The Commission is going to publish its report in September. Right now, it's still collecting information about the situation. And Liberties has sent in its own report with information from some of our members.
Our report covers 8 EU countries: Bulgaria, Croatia, Hungary, Italy, the Netherlands, Poland, Romania and Spain. It shows that threats to democracy and rights in the EU are not just an issue in countries ruled by governments with an authoritarian agenda, like Poland and Hungary. Although the situation in those countries is a lot more serious, we can see similar trends in other parts of the EU. Here are our top four concerns:
- Courts are not independent and efficient enough. This is a big issue: when things go wrong in life and we have to turn to the courts. And we want the chance to give our side of the story and to have someone impartial take a fair decision.
- Government corruption is still very common in some countries, and many governments aren't doing a good job of uncovering cases and bringing corrupt politicians to justice. If a government is corrupted, it means politicians are taking decisions that put their own friends and family first instead of us.

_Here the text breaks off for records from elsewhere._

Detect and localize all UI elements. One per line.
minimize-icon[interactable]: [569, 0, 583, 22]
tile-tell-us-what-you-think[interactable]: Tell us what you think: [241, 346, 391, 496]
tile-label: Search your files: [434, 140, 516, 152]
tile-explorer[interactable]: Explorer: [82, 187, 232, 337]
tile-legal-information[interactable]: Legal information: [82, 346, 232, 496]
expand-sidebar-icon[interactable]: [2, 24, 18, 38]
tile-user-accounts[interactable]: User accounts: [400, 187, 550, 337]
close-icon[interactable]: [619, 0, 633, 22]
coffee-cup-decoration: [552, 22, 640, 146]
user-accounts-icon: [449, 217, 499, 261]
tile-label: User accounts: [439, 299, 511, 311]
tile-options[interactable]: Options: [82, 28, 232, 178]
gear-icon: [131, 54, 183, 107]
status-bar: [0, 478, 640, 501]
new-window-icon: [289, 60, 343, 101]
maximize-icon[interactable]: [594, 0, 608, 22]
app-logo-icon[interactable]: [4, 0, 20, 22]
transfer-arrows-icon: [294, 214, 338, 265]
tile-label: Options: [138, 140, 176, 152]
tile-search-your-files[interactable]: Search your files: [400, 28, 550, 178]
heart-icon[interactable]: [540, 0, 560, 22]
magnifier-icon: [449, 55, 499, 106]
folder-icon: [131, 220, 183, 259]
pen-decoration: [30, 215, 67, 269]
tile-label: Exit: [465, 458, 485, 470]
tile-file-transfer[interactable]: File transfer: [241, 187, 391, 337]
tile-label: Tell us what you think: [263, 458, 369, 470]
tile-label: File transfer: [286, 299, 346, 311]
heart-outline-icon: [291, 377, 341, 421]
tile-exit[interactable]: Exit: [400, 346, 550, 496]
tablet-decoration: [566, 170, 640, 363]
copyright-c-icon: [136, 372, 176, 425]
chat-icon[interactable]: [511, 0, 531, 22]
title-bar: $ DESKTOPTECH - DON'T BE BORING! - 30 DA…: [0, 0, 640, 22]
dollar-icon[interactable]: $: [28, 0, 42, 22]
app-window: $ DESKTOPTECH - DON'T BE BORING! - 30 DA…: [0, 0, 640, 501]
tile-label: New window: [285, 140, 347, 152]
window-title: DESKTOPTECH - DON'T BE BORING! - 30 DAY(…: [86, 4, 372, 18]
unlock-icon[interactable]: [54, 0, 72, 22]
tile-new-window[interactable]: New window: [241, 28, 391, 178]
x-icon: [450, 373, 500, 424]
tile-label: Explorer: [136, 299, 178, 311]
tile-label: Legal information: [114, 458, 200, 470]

- The media is not able to do its job properly: in some cases, journalists can't report freely because governments control the public broadcaster. In other cases, journalists are afraid to publish their investigations because they are afraid of lawsuits or attacks. Sometimes, independent media companies just don't have the money they need to pay journalists. If we want a healthy democracy, we need a free and independent media so we can keep track of what our governments are doing.
- Several governments are making it more difficult for people to work together by forming associations or holding peaceful protests. This means it is harder for us to organise ourselves to speak with one voice and make our representatives pay attention to our opinions.
Liberties has given a number of suggestions to EU leaders to solve these problems. For example:
- The EU could take countries to court more frequently when they break EU laws that help to protect an independent media or stop corruption. At the moment, the European Commission does not always start these cases, even though it has the power to do so.
- The EU could put more political pressure on governments that deliberately attack democracy and rights. For example, the European Commission could include recommendations to each government in its report. This would make it clear what each country is expected to do to solve problems that the Commission spots. However, the Commission does not plan to include recommendations.
- The EU could make sure that organisations that help make democracy work properly have enough money. For example, independent journalists and rights and democracy groups. They are important to make sure the public can have a well-informed debate about what the government is doing, help the public speak to politicians about their concerns and bring court cases when governments ignore the law.